Peabody’s comments came as the US Centers for Disease Control and Prevention announced that it is in the process of releasing doses of the (Genius) vaccine for use with cases of monkeypox.
On Monday, the German government said it was studying the options available in relation to vaccinations, and Britain has given vaccinations to its health care workers.
Public health authorities in Europe and North America are checking more than 100 suspected or confirmed cases of viral infection in the worst outbreak of the virus outside Africa, where it is endemic.

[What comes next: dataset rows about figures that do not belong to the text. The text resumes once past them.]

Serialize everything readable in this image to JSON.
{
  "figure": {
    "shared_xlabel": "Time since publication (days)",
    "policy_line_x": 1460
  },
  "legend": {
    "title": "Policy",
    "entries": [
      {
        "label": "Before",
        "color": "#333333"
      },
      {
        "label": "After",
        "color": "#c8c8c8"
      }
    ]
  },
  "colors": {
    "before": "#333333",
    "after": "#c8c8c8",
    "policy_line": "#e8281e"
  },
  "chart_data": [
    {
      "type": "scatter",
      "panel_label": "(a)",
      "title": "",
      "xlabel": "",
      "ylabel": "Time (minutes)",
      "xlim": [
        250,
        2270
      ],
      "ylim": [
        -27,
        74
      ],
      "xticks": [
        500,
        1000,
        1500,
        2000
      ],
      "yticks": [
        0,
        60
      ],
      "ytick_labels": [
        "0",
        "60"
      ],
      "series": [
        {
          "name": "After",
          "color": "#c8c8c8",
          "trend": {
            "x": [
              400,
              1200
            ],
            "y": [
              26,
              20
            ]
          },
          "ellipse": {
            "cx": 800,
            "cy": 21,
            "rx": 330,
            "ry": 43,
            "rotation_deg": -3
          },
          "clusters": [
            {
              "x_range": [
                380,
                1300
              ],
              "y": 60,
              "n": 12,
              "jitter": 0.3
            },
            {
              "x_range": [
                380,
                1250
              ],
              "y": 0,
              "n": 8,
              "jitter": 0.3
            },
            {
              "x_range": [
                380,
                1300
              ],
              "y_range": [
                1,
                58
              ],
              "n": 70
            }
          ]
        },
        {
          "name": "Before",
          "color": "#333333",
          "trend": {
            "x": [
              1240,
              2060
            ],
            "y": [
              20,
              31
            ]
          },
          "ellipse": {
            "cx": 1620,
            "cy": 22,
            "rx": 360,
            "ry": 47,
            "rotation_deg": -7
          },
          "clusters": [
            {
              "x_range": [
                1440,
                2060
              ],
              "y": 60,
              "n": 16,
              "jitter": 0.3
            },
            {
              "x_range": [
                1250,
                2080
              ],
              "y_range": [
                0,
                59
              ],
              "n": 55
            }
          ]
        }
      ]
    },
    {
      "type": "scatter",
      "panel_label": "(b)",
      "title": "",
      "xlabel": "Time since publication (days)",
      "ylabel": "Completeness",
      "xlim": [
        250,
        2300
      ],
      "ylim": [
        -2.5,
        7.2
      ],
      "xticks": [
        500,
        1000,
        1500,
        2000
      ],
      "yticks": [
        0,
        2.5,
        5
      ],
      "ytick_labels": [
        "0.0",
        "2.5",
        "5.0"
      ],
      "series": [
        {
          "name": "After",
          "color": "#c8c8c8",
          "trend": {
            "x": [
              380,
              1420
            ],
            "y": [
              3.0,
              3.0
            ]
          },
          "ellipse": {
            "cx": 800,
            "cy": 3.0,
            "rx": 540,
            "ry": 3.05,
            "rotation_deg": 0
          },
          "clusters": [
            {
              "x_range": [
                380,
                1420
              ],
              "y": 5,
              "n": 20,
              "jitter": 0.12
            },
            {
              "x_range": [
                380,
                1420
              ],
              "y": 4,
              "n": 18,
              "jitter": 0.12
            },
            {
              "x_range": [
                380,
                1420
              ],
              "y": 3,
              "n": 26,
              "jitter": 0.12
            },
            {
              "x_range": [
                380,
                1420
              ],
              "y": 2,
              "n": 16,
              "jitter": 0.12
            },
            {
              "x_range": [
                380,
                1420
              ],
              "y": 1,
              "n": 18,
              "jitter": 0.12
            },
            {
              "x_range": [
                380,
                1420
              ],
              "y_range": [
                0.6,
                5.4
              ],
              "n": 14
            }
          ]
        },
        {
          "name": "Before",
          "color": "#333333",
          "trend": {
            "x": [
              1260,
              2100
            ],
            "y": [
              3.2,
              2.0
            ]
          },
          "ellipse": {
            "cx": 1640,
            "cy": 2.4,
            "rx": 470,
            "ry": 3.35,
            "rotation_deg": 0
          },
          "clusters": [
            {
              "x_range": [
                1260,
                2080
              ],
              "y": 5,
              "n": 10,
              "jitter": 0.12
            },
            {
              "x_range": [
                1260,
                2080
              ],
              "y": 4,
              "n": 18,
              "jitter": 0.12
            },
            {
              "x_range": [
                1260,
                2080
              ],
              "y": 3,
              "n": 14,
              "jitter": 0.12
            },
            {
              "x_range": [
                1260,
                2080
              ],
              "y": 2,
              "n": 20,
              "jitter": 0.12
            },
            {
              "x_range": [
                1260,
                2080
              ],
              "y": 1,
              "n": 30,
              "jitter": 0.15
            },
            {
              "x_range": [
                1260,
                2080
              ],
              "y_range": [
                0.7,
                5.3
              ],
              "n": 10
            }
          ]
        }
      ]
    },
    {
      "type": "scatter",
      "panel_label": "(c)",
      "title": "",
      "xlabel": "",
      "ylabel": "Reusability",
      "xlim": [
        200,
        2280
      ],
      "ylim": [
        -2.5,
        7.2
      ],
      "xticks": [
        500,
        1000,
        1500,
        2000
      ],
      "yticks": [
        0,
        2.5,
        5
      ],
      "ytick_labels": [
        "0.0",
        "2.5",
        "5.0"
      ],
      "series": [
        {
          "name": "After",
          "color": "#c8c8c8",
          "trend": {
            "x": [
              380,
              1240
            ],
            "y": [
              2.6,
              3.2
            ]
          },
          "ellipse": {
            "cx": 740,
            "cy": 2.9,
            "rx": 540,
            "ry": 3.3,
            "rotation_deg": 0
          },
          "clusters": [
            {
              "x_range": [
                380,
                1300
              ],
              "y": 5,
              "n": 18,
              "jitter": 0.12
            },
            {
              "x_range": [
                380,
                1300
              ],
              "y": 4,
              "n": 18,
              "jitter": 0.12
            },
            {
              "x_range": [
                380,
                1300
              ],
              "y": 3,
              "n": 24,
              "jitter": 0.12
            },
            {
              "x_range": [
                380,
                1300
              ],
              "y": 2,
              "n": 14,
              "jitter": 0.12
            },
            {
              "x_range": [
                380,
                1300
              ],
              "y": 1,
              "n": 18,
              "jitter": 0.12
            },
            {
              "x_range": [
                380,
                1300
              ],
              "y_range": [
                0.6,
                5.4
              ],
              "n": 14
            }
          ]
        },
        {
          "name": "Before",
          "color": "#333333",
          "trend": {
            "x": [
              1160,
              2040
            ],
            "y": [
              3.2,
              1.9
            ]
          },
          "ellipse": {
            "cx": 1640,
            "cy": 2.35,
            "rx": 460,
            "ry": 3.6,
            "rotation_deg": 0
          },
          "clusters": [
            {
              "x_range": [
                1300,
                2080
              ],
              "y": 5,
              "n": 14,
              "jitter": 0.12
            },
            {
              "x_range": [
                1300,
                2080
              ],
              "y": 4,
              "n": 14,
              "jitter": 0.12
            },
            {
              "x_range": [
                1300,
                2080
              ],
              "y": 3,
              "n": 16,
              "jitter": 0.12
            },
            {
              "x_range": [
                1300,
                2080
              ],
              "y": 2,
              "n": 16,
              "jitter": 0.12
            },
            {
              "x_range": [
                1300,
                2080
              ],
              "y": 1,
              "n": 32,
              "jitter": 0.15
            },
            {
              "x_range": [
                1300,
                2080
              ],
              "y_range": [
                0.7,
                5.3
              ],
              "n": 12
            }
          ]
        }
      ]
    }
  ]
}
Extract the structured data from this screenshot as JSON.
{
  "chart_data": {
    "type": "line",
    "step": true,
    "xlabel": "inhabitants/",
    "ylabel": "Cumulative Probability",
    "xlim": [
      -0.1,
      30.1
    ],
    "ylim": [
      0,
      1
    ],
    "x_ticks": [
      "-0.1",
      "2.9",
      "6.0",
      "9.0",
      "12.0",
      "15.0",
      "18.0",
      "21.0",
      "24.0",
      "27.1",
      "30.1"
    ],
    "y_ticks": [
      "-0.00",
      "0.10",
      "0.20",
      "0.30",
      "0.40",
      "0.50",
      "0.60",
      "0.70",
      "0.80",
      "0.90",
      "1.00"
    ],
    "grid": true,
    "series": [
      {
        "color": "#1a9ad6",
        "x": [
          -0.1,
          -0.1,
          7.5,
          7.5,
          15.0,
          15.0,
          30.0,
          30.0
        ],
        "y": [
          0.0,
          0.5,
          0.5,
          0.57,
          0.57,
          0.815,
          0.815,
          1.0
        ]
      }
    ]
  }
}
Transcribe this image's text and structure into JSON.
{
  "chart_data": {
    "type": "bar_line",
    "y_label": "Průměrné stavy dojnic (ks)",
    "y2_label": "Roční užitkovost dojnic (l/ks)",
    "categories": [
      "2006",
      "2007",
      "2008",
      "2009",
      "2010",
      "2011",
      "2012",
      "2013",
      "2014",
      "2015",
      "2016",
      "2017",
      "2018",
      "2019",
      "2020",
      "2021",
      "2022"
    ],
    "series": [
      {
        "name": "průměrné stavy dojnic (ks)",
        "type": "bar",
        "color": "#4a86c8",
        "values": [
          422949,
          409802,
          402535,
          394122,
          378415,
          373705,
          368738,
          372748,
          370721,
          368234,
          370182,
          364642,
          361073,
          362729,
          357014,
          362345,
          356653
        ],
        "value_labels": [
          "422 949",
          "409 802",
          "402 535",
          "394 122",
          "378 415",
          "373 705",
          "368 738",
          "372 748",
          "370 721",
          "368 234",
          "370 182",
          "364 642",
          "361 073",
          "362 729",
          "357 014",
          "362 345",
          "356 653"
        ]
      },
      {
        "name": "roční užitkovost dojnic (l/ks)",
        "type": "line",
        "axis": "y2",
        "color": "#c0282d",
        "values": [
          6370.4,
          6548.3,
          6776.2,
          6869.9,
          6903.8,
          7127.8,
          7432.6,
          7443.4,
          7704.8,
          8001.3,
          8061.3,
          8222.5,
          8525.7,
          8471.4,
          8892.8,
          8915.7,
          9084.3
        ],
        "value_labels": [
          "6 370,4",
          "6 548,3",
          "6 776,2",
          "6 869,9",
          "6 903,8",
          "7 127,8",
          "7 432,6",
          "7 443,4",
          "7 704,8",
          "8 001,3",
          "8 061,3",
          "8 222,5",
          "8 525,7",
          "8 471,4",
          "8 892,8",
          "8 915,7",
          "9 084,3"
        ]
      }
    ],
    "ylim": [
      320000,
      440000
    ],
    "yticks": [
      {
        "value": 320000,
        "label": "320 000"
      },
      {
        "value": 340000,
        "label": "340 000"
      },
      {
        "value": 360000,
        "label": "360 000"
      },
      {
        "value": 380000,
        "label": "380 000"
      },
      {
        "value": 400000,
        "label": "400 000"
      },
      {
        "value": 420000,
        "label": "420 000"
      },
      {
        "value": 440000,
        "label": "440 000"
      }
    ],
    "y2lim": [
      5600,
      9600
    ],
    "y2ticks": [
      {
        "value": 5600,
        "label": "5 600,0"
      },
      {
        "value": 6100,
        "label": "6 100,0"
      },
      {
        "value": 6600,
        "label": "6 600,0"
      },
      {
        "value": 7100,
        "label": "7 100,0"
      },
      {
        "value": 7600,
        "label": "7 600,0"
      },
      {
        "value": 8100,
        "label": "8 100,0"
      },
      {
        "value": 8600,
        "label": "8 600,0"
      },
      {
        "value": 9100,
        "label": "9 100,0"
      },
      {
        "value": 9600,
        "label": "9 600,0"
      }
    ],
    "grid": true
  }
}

According to Peabody, the basic measures to control the outbreak of the disease are to trace and isolate contact, noting that it does not spread very easily and has not yet caused the emergence of a serious disease.
He added that the vaccines used to combat monkeypox may carry some serious side effects.
The cause of the outbreak is not clear, as scientists are trying to understand the source of the cases and whether anything has changed in the virus.
On Monday, Rosamund Lewis, director of the smallpox emergency program at the World Health Organization, said the organization had no evidence that the monkeypox virus had mutated.